Nel 1894 un forte terremoto colpì la Calabria e devastò l’Aspromonte. Siccome «il terremoto è un assassino che torna sempre sul luogo del delitto» undici anni dopo, nella notte tra l’8 e il 9 settembre 1905, la terra tremò di nuovo, così come avvenne il 23 ottobre 1907; infine, il 28 dicembre 1908, le scosse rasero quasi al suolo Reggio Calabria e Messina.

La generosità dell’Italia si manifestò prontamente e furono subito organizzati gli aiuti. Il governo nominò dei funzionari che dirigessero la ricostruzione e la distribuzione dei beni e dei sussidi raccolti. Dopo neanche due mesi tuttavia si riscontrarono delle gravi irregolarità nella gestione del dopo-terremoto, che spinsero il governo a nominare una Commissione di inchiesta per indagare «sul modo come furono erogati nelle tre province di Catanzaro, Cosenza e Reggio, i fondi raccolti, e come si esplicò l’opera delle autorità a beneficio delle popolazioni colpite dal disastro ».

 

La relazione

La Commissione alla fine delle ispezioni preparò una lunghissima (400 pagine) e dettagliata relazione nella quale venivano messi in risalto gli abusi delle autorità sia centrali, sia locali.
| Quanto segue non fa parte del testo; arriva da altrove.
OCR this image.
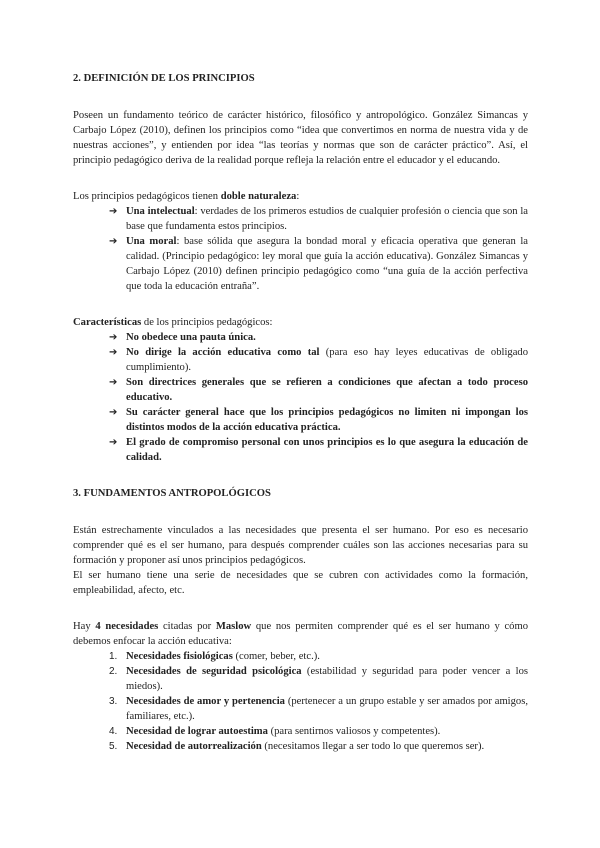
2. DEFINICIÓN DE LOS PRINCIPIOS

Poseen un fundamento teórico de carácter histórico, filosófico y antropológico. González Simancas y Carbajo López (2010), definen los principios como “idea que convertimos en norma de nuestra vida y de nuestras acciones”, y entienden por idea “las teorías y normas que son de carácter práctico”. Así, el principio pedagógico deriva de la realidad porque refleja la relación entre el educador y el educando.

Los principios pedagógicos tienen doble naturaleza:

➔ Una intelectual: verdades de los primeros estudios de cualquier profesión o ciencia que son la base que fundamenta estos principios.
➔ Una moral: base sólida que asegura la bondad moral y eficacia operativa que generan la calidad. (Principio pedagógico: ley moral que guía la acción educativa). González Simancas y Carbajo López (2010) definen principio pedagógico como “una guía de la acción perfectiva que toda la educación entraña”.

Características de los principios pedagógicos:

➔ No obedece una pauta única.
➔ No dirige la acción educativa como tal (para eso hay leyes educativas de obligado cumplimiento).
➔ Son directrices generales que se refieren a condiciones que afectan a todo proceso educativo.
➔ Su carácter general hace que los principios pedagógicos no limiten ni impongan los distintos modos de la acción educativa práctica.
➔ El grado de compromiso personal con unos principios es lo que asegura la educación de calidad.
3. FUNDAMENTOS ANTROPOLÓGICOS

Están estrechamente vinculados a las necesidades que presenta el ser humano. Por eso es necesario comprender qué es el ser humano, para después comprender cuáles son las acciones necesarias para su formación y proponer así unos principios pedagógicos.

El ser humano tiene una serie de necesidades que se cubren con actividades como la formación, empleabilidad, afecto, etc.

Hay 4 necesidades citadas por Maslow que nos permiten comprender qué es el ser humano y cómo debemos enfocar la acción educativa:

1. Necesidades fisiológicas (comer, beber, etc.).
2. Necesidades de seguridad psicológica (estabilidad y seguridad para poder vencer a los miedos).
3. Necesidades de amor y pertenencia (pertenecer a un grupo estable y ser amados por amigos, familiares, etc.).
4. Necesidad de lograr autoestima (para sentirnos valiosos y competentes).
5. Necesidad de autorrealización (necesitamos llegar a ser todo lo que queremos ser).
In ogni paese si formarono dei comitati «allo scopo di distribuire equamente il denaro in sussidi individuali, le cibarie, gli indumenti»; ogni comitato era composto dal sindaco, dal presidente della Congregazione di carità, dal comandante dei carabinieri e dal parroco; queste persone conoscevano meglio di ogni altro le reali esigenze della gente e davano maggiore affidamento di giustizia e rettitudine. «Se non che tale fiducia venne, in generale, mal riposta.» Pesarono, infatti, sulla scelta di come distribuire gli aiuti, «le gare di partiti» e si usarono i sussidi del governo per coprire «spese che avrebbero dovuto far carico ai comuni. Si assegnarono a quel bilancio spese voluttuarie, in stridente contrasto con l’intento da raggiungere […] Si estinsero debiti di carattere pubblico con i fondi della carità».

Un’immagine delle macerie in una strada di Messina dopo il terremoto del 1908.

Le costruzioni provvisorie

La situazione era grave: in Calabria erano molte le «case o tuguri assai malamente costruiti», che furono molto danneggiate o interamente distrutte. Il primo provvedimento che i comitati presero fu quello di far costruire dei ripari provvisori per alloggiare i molti sfollati: «Furono costruite 3519 baracche in provincia di Catanzaro, 1513 in quella di Cosenza e 551 in quella di Reggio». Costruite le baracche, bisognava assegnarle e qui «l’azione dei comitati lasciò molto a desiderare. Le assegnazioni furono spessissimo oggetto di odi e ire partigiane; frequentemente il sindaco e le persone influenti del partito a lui devoto sceglievano per proprio conto le baracche meglio costruite e situate ». Inoltre le baracche furono lasciate nell’incuria e molte furono presto smantellate; la Commissione riteneva che una delle cause dello smantellamento fosse stato «il desiderio delle classi abbienti di rimettere in valore i loro fabbricati», cioè una speculazione ai danni delle persone più bisognose e senza tetto.

 

Il terremoto, «u binidittu!»

La Commissione criticava aspramente non solo l’operato dei singoli funzionari dei comitati locali, ma in genere tutta la popolazione calabrese. In quella regione infatti «si è finito per considerare il terremoto come una sorgente di eventuale lucro, anziché quale un disastro […] Molti in Calabria non mantengono con la dovuta cura i fabbricati, nella speranza che al sopraggiungere del cataclisma, presto o tardi, si possano avere facilitazioni per ripararli; onde il nomignolo scherzoso attribuito al terremoto: “u binidittu”, il benedetto!». Anzi, quando poi il terremoto arriva, si fa di tutto «per impressionare pubblico e autorità, cercando di esagerare i danni del disastro e di renderne più visibili e più toccanti le spaventose conseguenze».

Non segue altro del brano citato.